Now playing: one film score to rule them all
Ahead of a Dublin performance, ‘Lord of the Rings’ composer Howard Shore answers questions about matching Tolkien’s vision and why the music is better heard live
HOWARD SHORE has composed film scores for more than 80 films, most notably collaborating with David Cronenberg, Martin Scorsese and Peter Jackson.
He won three Academy Awards for scoring the Lord of the Rings trilogy, and was also nominated for an Oscar for his score for Scorsese’s Hugo.
This Sunday, the RTÉ Concert Orchestra performs The Lord Of The Rings: The Two Towers at the O2 in Dublin.
When you start to write, do you envisage the type of sounds or instruments straight away, or do you sketch things up, with the specifics emerging later?
When I start I always work from counterpoint and harmony – the real basics of music – and I don’t think in terms of orchestration or colour. That’s a separate process for me, so I always work counterpointedly first. I work a lot from words, from the story or book. Whatever I’m working on, I like to read a lot, so having a piece like The Lord Of The Rings was really a gift.
How important is a writing setting for you?
It is quite important. I live in a forest in New York and a lot of Tolkien’s work is about nature. I think I feel really connected to his work because I love nature so much, so I always write in a very woodland setting.
Were you always a fan?
Oh yes. I read The Hobbit and The Lord Of The Rings in the 1960s and I really fell in love with the stories.
Could you ever have imagined you’d end up working so extensively on it?

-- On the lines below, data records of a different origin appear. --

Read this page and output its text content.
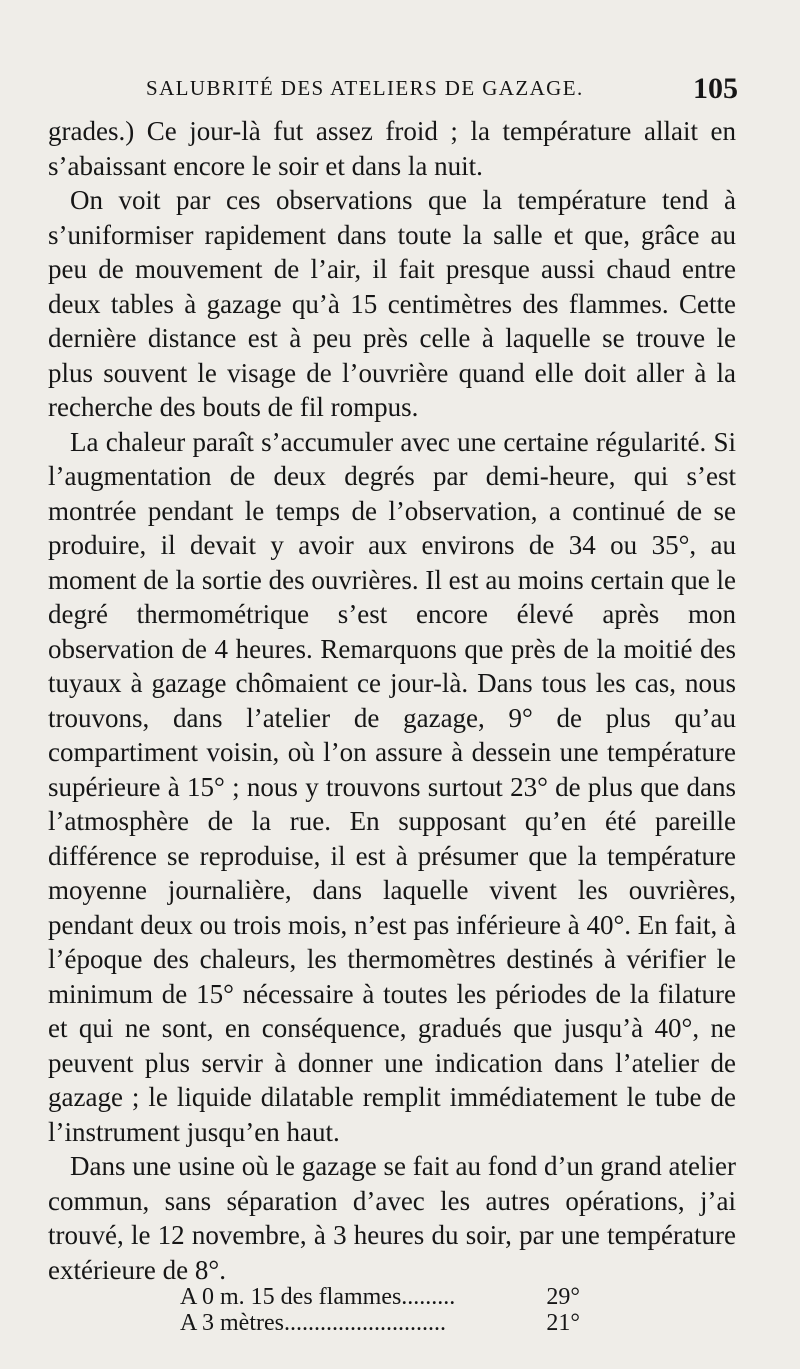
SALUBRITÉ DES ATELIERS DE GAZAGE.	105

grades.) Ce jour-là fut assez froid ; la température allait en s’abaissant encore le soir et dans la nuit.

On voit par ces observations que la température tend à s’uniformiser rapidement dans toute la salle et que, grâce au peu de mouvement de l’air, il fait presque aussi chaud entre deux tables à gazage qu’à 15 centimètres des flammes. Cette dernière distance est à peu près celle à laquelle se trouve le plus souvent le visage de l’ouvrière quand elle doit aller à la recherche des bouts de fil rompus.

La chaleur paraît s’accumuler avec une certaine régularité. Si l’augmentation de deux degrés par demi-heure, qui s’est montrée pendant le temps de l’observation, a continué de se produire, il devait y avoir aux environs de 34 ou 35°, au moment de la sortie des ouvrières. Il est au moins certain que le degré thermométrique s’est encore élevé après mon observation de 4 heures. Remarquons que près de la moitié des tuyaux à gazage chômaient ce jour-là. Dans tous les cas, nous trouvons, dans l’atelier de gazage, 9° de plus qu’au compartiment voisin, où l’on assure à dessein une température supérieure à 15° ; nous y trouvons surtout 23° de plus que dans l’atmosphère de la rue. En supposant qu’en été pareille différence se reproduise, il est à présumer que la température moyenne journalière, dans laquelle vivent les ouvrières, pendant deux ou trois mois, n’est pas inférieure à 40°. En fait, à l’époque des chaleurs, les thermomètres destinés à vérifier le minimum de 15° nécessaire à toutes les périodes de la filature et qui ne sont, en conséquence, gradués que jusqu’à 40°, ne peuvent plus servir à donner une indication dans l’atelier de gazage ; le liquide dilatable remplit immédiatement le tube de l’instrument jusqu’en haut.

Dans une usine où le gazage se fait au fond d’un grand atelier commun, sans séparation d’avec les autres opérations, j’ai trouvé, le 12 novembre, à 3 heures du soir, par une température extérieure de 8°.

A 0 m. 15 des flammes.........	29°
A 3 mètres...........................	21°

I never really did. I never imagined it at the time; I just enjoyed it as a reader. Later on, when I started to delve into the work and the writing, I revisited all of Tolkien’s work, of course, and I fell in love with it all over again.
When you set out to score The Lord of the Rings, did you feel challenged or intimidated by the vastness of the trilogy?
Well, I went to visit the set and I saw the quality of filmmaking at work. It was so beautiful you wanted to be a part of it. Of course it was quite a journey – almost four years of writing and composing and orchestrating and conducting. It’s quite a massive work, but really it’s the culmination of all those years of work and being so deeply involved in Tolkien’s story.